The Civil Rights Commission filed a complaint on Linder’s behalf, claiming that Furbee had unlawfully discriminated against Linder. Furbee moved for summary judgment, arguing that Linder had to identify her disability and state what major life activity was impaired before Furbee had an obligation to accommodate Linder’s needs. The trial court agreed that Furbee needed information, but thought that the kind of information Furbee wanted was excessive and unreasonable. Furbee appealed. The Indiana Fair Housing Act makes it unlawful for a landlord to discriminate based on disability. It is based on the federal Fair Housing Act, so the Court looked to federal guidance when interpreting the Indiana Act. And federal courts had recognized that the Act allows people with disabilities to request reasonable accommodations. The question in this case is whether Linder gave enough information to Furbee so that Furbee could “meaningfully review” the request.
This review includes “request[ing] documentation or open[ing] a dialogue.” Generally, housing providers “need only the information necessary to apprise them of the disability and the desire and possible need for an accommodation.” … Certain impairments, including impairments that support a request for an emotional-support animal, may not be observable. In these cases, the housing provider may request information regarding “both the disability and the disability-related need for the animal.”
In this case, the letter Linder provided said that Linder “meets the definition of disability,” but it identified no disability. And while the letter said that Linder “has certain limitations regarding coping with symptoms that stem from her disability,” it identified no limitations or symptoms of the “disability.” This justified Furbee’s request for more information.
Linder argued that even if Furbee needed more information, its requests “went far beyond what it was permitted to ask.” But the Court held that the overbreadth of Furbee’s request did not excuse Linder’s failure to give sufficient information to Furbee.
Even assuming that Landlord’s questions about the number of sessions Tenant had with Snelson and an approximation of how long each session lasted were overbroad, the question about Tenant’s disability was not. Tenant could have told Landlord her disability and chosen not to answer the other two questions. Tenant, however, did nothing. The overbreadth of some of the questions did not absolve Tenant from providing the required information.

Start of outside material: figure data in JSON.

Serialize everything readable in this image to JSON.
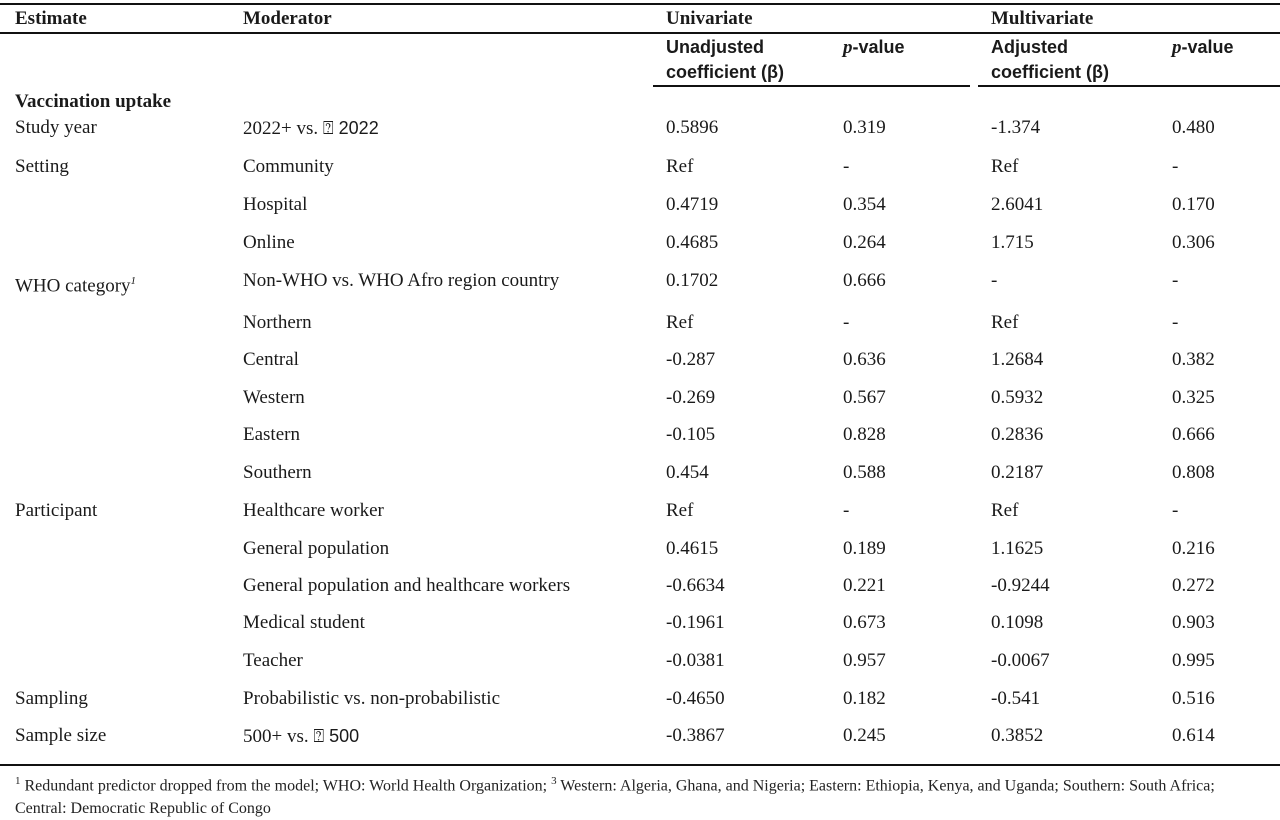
{
  "header": {
    "estimate": "Estimate",
    "moderator": "Moderator",
    "univariate": "Univariate",
    "multivariate": "Multivariate",
    "unadjusted_1": "Unadjusted",
    "unadjusted_2": "coefficient (β)",
    "pvalue_p": "p",
    "pvalue_rest": "-value",
    "adjusted_1": "Adjusted",
    "adjusted_2": "coefficient (β)"
  },
  "section": "Vaccination uptake",
  "rows": [
    {
      "estimate": "Study year",
      "moderator": "2022+ vs. ",
      "moderator_sans": "⍰ 2022",
      "uc": "0.5896",
      "up": "0.319",
      "ac": "-1.374",
      "ap": "0.480"
    },
    {
      "estimate": "Setting",
      "moderator": "Community",
      "uc": "Ref",
      "up": "-",
      "ac": "Ref",
      "ap": "-"
    },
    {
      "estimate": "",
      "moderator": "Hospital",
      "uc": "0.4719",
      "up": "0.354",
      "ac": "2.6041",
      "ap": "0.170"
    },
    {
      "estimate": "",
      "moderator": "Online",
      "uc": "0.4685",
      "up": "0.264",
      "ac": "1.715",
      "ap": "0.306"
    },
    {
      "estimate": "WHO category",
      "estimate_sup": "1",
      "moderator": "Non-WHO vs. WHO Afro region country",
      "uc": "0.1702",
      "up": "0.666",
      "ac": "-",
      "ap": "-"
    },
    {
      "estimate": "",
      "moderator": "Northern",
      "uc": "Ref",
      "up": "-",
      "ac": "Ref",
      "ap": "-"
    },
    {
      "estimate": "",
      "moderator": "Central",
      "uc": "-0.287",
      "up": "0.636",
      "ac": "1.2684",
      "ap": "0.382"
    },
    {
      "estimate": "",
      "moderator": "Western",
      "uc": "-0.269",
      "up": "0.567",
      "ac": "0.5932",
      "ap": "0.325"
    },
    {
      "estimate": "",
      "moderator": "Eastern",
      "uc": "-0.105",
      "up": "0.828",
      "ac": "0.2836",
      "ap": "0.666"
    },
    {
      "estimate": "",
      "moderator": "Southern",
      "uc": "0.454",
      "up": "0.588",
      "ac": "0.2187",
      "ap": "0.808"
    },
    {
      "estimate": "Participant",
      "moderator": "Healthcare worker",
      "uc": "Ref",
      "up": "-",
      "ac": "Ref",
      "ap": "-"
    },
    {
      "estimate": "",
      "moderator": "General population",
      "uc": "0.4615",
      "up": "0.189",
      "ac": "1.1625",
      "ap": "0.216"
    },
    {
      "estimate": "",
      "moderator": "General population and healthcare workers",
      "uc": "-0.6634",
      "up": "0.221",
      "ac": "-0.9244",
      "ap": "0.272"
    },
    {
      "estimate": "",
      "moderator": "Medical student",
      "uc": "-0.1961",
      "up": "0.673",
      "ac": "0.1098",
      "ap": "0.903"
    },
    {
      "estimate": "",
      "moderator": "Teacher",
      "uc": "-0.0381",
      "up": "0.957",
      "ac": "-0.0067",
      "ap": "0.995"
    },
    {
      "estimate": "Sampling",
      "moderator": "Probabilistic vs. non-probabilistic",
      "uc": "-0.4650",
      "up": "0.182",
      "ac": "-0.541",
      "ap": "0.516"
    },
    {
      "estimate": "Sample size",
      "moderator": "500+ vs. ",
      "moderator_sans": "⍰ 500",
      "uc": "-0.3867",
      "up": "0.245",
      "ac": "0.3852",
      "ap": "0.614"
    }
  ],
  "footnote": {
    "sup1": "1",
    "text1": " Redundant predictor dropped from the model; WHO: World Health Organization; ",
    "sup3": "3",
    "text2": " Western: Algeria, Ghana, and Nigeria; Eastern: Ethiopia, Kenya, and Uganda; Southern: South Africa; Central: Democratic Republic of Congo"
  }
}
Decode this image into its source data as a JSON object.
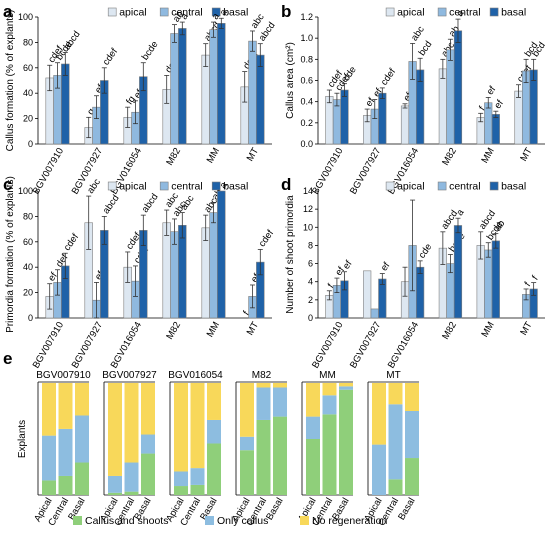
{
  "colors": {
    "apical": "#dde7f1",
    "central": "#8fb9df",
    "basal": "#1f62a8",
    "bar_edge": "#7f7f7f",
    "callus_and_shoots": "#8fcf7a",
    "only_callus": "#8dbde0",
    "no_regeneration": "#f8d85a"
  },
  "genotypes": [
    "BGV007910",
    "BGV007927",
    "BGV016054",
    "M82",
    "MM",
    "MT"
  ],
  "series_names": [
    "apical",
    "central",
    "basal"
  ],
  "chart_data": [
    {
      "panel": "a",
      "type": "bar",
      "ylabel": "Callus formation (% of explants)",
      "ylim": [
        0,
        100
      ],
      "yticks": [
        0,
        20,
        40,
        60,
        80,
        100
      ],
      "categories": [
        "BGV007910",
        "BGV007927",
        "BGV016054",
        "M82",
        "MM",
        "MT"
      ],
      "series": [
        {
          "name": "apical",
          "values": [
            52,
            13,
            21,
            43,
            70,
            45
          ],
          "errors": [
            10,
            8,
            8,
            11,
            9,
            12
          ],
          "letters": [
            "cdef",
            "g",
            "fg",
            "defg",
            "abcd",
            "defg"
          ]
        },
        {
          "name": "central",
          "values": [
            54,
            29,
            25,
            87,
            90,
            81
          ],
          "errors": [
            10,
            9,
            9,
            7,
            6,
            8
          ],
          "letters": [
            "bcde",
            "efg",
            "efg",
            "ab",
            "a",
            "abc"
          ]
        },
        {
          "name": "basal",
          "values": [
            63,
            50,
            53,
            91,
            95,
            70
          ],
          "errors": [
            9,
            10,
            11,
            5,
            4,
            9
          ],
          "letters": [
            "abcd",
            "cdef",
            "bcde",
            "a",
            "a",
            "abcd"
          ]
        }
      ]
    },
    {
      "panel": "b",
      "type": "bar",
      "ylabel": "Callus area (cm²)",
      "ylim": [
        0,
        1.2
      ],
      "yticks": [
        "0.0",
        "0.2",
        "0.4",
        "0.6",
        "0.8",
        "1.0",
        "1.2"
      ],
      "categories": [
        "BGV007910",
        "BGV007927",
        "BGV016054",
        "M82",
        "MM",
        "MT"
      ],
      "series": [
        {
          "name": "apical",
          "values": [
            0.45,
            0.27,
            0.36,
            0.71,
            0.25,
            0.5
          ],
          "errors": [
            0.06,
            0.06,
            0.02,
            0.09,
            0.04,
            0.06
          ],
          "letters": [
            "cdef",
            "ef",
            "ef",
            "abc",
            "f",
            "cdef"
          ]
        },
        {
          "name": "central",
          "values": [
            0.42,
            0.33,
            0.78,
            0.89,
            0.39,
            0.69
          ],
          "errors": [
            0.06,
            0.09,
            0.17,
            0.1,
            0.05,
            0.11
          ],
          "letters": [
            "cdef",
            "ef",
            "abc",
            "ab",
            "ef",
            "bcd"
          ]
        },
        {
          "name": "basal",
          "values": [
            0.51,
            0.48,
            0.7,
            1.07,
            0.28,
            0.7
          ],
          "errors": [
            0.06,
            0.05,
            0.11,
            0.11,
            0.03,
            0.1
          ],
          "letters": [
            "cde",
            "cdef",
            "bcd",
            "a",
            "ef",
            "bcd"
          ]
        }
      ]
    },
    {
      "panel": "c",
      "type": "bar",
      "ylabel": "Primordia formation (% of explants)",
      "ylim": [
        0,
        100
      ],
      "yticks": [
        0,
        20,
        40,
        60,
        80,
        100
      ],
      "categories": [
        "BGV007910",
        "BGV007927",
        "BGV016054",
        "M82",
        "MM",
        "MT"
      ],
      "series": [
        {
          "name": "apical",
          "values": [
            17,
            75,
            40,
            75,
            71,
            0
          ],
          "errors": [
            10,
            21,
            12,
            10,
            10,
            0
          ],
          "letters": [
            "ef",
            "abc",
            "cdef",
            "abc",
            "abc",
            "f"
          ]
        },
        {
          "name": "central",
          "values": [
            28,
            14,
            29,
            68,
            83,
            17
          ],
          "errors": [
            10,
            14,
            12,
            10,
            8,
            9
          ],
          "letters": [
            "def",
            "ef",
            "cdef",
            "abc",
            "ab",
            "ef"
          ]
        },
        {
          "name": "basal",
          "values": [
            41,
            69,
            69,
            73,
            100,
            44
          ],
          "errors": [
            10,
            11,
            12,
            10,
            0,
            10
          ],
          "letters": [
            "cdef",
            "abcd",
            "abcd",
            "abc",
            "a",
            "cdef"
          ]
        }
      ]
    },
    {
      "panel": "d",
      "type": "bar",
      "ylabel": "Number of shoot primordia",
      "ylim": [
        0,
        14
      ],
      "yticks": [
        0,
        2,
        4,
        6,
        8,
        10,
        12,
        14
      ],
      "categories": [
        "BGV007910",
        "BGV007927",
        "BGV016054",
        "M82",
        "MM",
        "MT"
      ],
      "series": [
        {
          "name": "apical",
          "values": [
            2.5,
            5.2,
            4.0,
            7.7,
            8.0,
            null
          ],
          "errors": [
            0.5,
            0,
            1.6,
            1.8,
            1.5,
            0
          ],
          "letters": [
            "f",
            "",
            "",
            "abcd",
            "abcd",
            ""
          ]
        },
        {
          "name": "central",
          "values": [
            3.6,
            1.0,
            8.0,
            6.0,
            7.5,
            2.6
          ],
          "errors": [
            0.8,
            0,
            5.0,
            1.0,
            0.8,
            0.6
          ],
          "letters": [
            "ef",
            "",
            "",
            "bcde",
            "bcde",
            "f"
          ]
        },
        {
          "name": "basal",
          "values": [
            4.1,
            4.3,
            5.6,
            10.2,
            8.5,
            3.2
          ],
          "errors": [
            1.0,
            0.6,
            0.7,
            0.8,
            0.8,
            0.7
          ],
          "letters": [
            "ef",
            "ef",
            "cde",
            "a",
            "ab",
            "f"
          ]
        }
      ]
    },
    {
      "panel": "e",
      "type": "bar",
      "stacked": true,
      "ylabel": "Explants",
      "positions": [
        "Apical",
        "Central",
        "Basal"
      ],
      "series_names": [
        "Callus and shoots",
        "Only callus",
        "No regeneration"
      ],
      "groups": [
        {
          "name": "BGV007910",
          "bars": [
            [
              13,
              40,
              47
            ],
            [
              17,
              42,
              41
            ],
            [
              29,
              42,
              29
            ]
          ]
        },
        {
          "name": "BGV007927",
          "bars": [
            [
              2,
              15,
              83
            ],
            [
              3,
              26,
              71
            ],
            [
              37,
              17,
              46
            ]
          ]
        },
        {
          "name": "BGV016054",
          "bars": [
            [
              8,
              13,
              79
            ],
            [
              9,
              15,
              76
            ],
            [
              46,
              21,
              33
            ]
          ]
        },
        {
          "name": "M82",
          "bars": [
            [
              40,
              12,
              48
            ],
            [
              67,
              29,
              4
            ],
            [
              70,
              26,
              4
            ]
          ]
        },
        {
          "name": "MM",
          "bars": [
            [
              50,
              20,
              30
            ],
            [
              72,
              17,
              11
            ],
            [
              94,
              3,
              3
            ]
          ]
        },
        {
          "name": "MT",
          "bars": [
            [
              0,
              45,
              55
            ],
            [
              14,
              67,
              19
            ],
            [
              33,
              42,
              25
            ]
          ]
        }
      ]
    }
  ],
  "panel_e_legend": [
    "Callus and shoots",
    "Only callus",
    "No regeneration"
  ]
}
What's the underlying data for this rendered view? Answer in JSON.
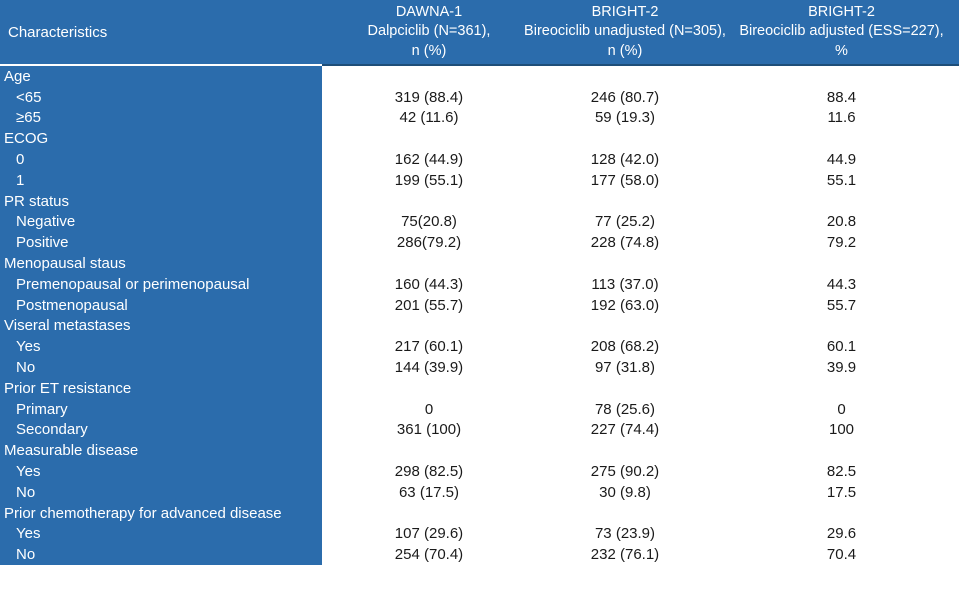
{
  "colors": {
    "header_blue": "#2B6CAC",
    "divider_navy": "#1E4E79",
    "body_text": "#1A1A1A",
    "header_text": "#FFFFFF"
  },
  "table": {
    "header": {
      "characteristics_label": "Characteristics",
      "columns": [
        {
          "line1": "DAWNA-1",
          "line2": "Dalpciclib (N=361),",
          "line3": "n (%)"
        },
        {
          "line1": "BRIGHT-2",
          "line2": "Bireociclib unadjusted (N=305),",
          "line3": "n (%)"
        },
        {
          "line1": "BRIGHT-2",
          "line2": "Bireociclib adjusted (ESS=227),",
          "line3": "%"
        }
      ]
    },
    "rows": [
      {
        "label": "Age",
        "indent": false,
        "values": [
          "",
          "",
          ""
        ]
      },
      {
        "label": "<65",
        "indent": true,
        "values": [
          "319 (88.4)",
          "246 (80.7)",
          "88.4"
        ]
      },
      {
        "label": "≥65",
        "indent": true,
        "values": [
          "42 (11.6)",
          "59 (19.3)",
          "11.6"
        ]
      },
      {
        "label": "ECOG",
        "indent": false,
        "values": [
          "",
          "",
          ""
        ]
      },
      {
        "label": "0",
        "indent": true,
        "values": [
          "162 (44.9)",
          "128 (42.0)",
          "44.9"
        ]
      },
      {
        "label": "1",
        "indent": true,
        "values": [
          "199 (55.1)",
          "177 (58.0)",
          "55.1"
        ]
      },
      {
        "label": "PR status",
        "indent": false,
        "values": [
          "",
          "",
          ""
        ]
      },
      {
        "label": "Negative",
        "indent": true,
        "values": [
          "75(20.8)",
          "77 (25.2)",
          "20.8"
        ]
      },
      {
        "label": "Positive",
        "indent": true,
        "values": [
          "286(79.2)",
          "228 (74.8)",
          "79.2"
        ]
      },
      {
        "label": "Menopausal staus",
        "indent": false,
        "values": [
          "",
          "",
          ""
        ]
      },
      {
        "label": "Premenopausal or perimenopausal",
        "indent": true,
        "values": [
          "160 (44.3)",
          "113 (37.0)",
          "44.3"
        ]
      },
      {
        "label": "Postmenopausal",
        "indent": true,
        "values": [
          "201 (55.7)",
          "192 (63.0)",
          "55.7"
        ]
      },
      {
        "label": "Viseral metastases",
        "indent": false,
        "values": [
          "",
          "",
          ""
        ]
      },
      {
        "label": "Yes",
        "indent": true,
        "values": [
          "217 (60.1)",
          "208 (68.2)",
          "60.1"
        ]
      },
      {
        "label": "No",
        "indent": true,
        "values": [
          "144 (39.9)",
          "97 (31.8)",
          "39.9"
        ]
      },
      {
        "label": "Prior ET resistance",
        "indent": false,
        "values": [
          "",
          "",
          ""
        ]
      },
      {
        "label": "Primary",
        "indent": true,
        "values": [
          "0",
          "78 (25.6)",
          "0"
        ]
      },
      {
        "label": "Secondary",
        "indent": true,
        "values": [
          "361 (100)",
          "227 (74.4)",
          "100"
        ]
      },
      {
        "label": "Measurable disease",
        "indent": false,
        "values": [
          "",
          "",
          ""
        ]
      },
      {
        "label": "Yes",
        "indent": true,
        "values": [
          "298 (82.5)",
          "275 (90.2)",
          "82.5"
        ]
      },
      {
        "label": "No",
        "indent": true,
        "values": [
          "63 (17.5)",
          "30 (9.8)",
          "17.5"
        ]
      },
      {
        "label": "Prior chemotherapy for advanced disease",
        "indent": false,
        "values": [
          "",
          "",
          ""
        ]
      },
      {
        "label": "Yes",
        "indent": true,
        "values": [
          "107 (29.6)",
          "73 (23.9)",
          "29.6"
        ]
      },
      {
        "label": "No",
        "indent": true,
        "values": [
          "254 (70.4)",
          "232 (76.1)",
          "70.4"
        ]
      }
    ]
  }
}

Furbee tried communicating with Linder, but Linder failed to respond. Therefore, Furbee’s eviction of Linder because she violated the no pets policy was lawful.
1. Landlords need to make reasonable accommodations to disabled tenants.
2. A tenant who seeks an accommodation from a landlord must give the landlord enough information to meaningfully review the request.
3. An overbroad request for information from a landlord does not excuse a tenant’s failure to give information for a meaningful review of her request for an accommodation.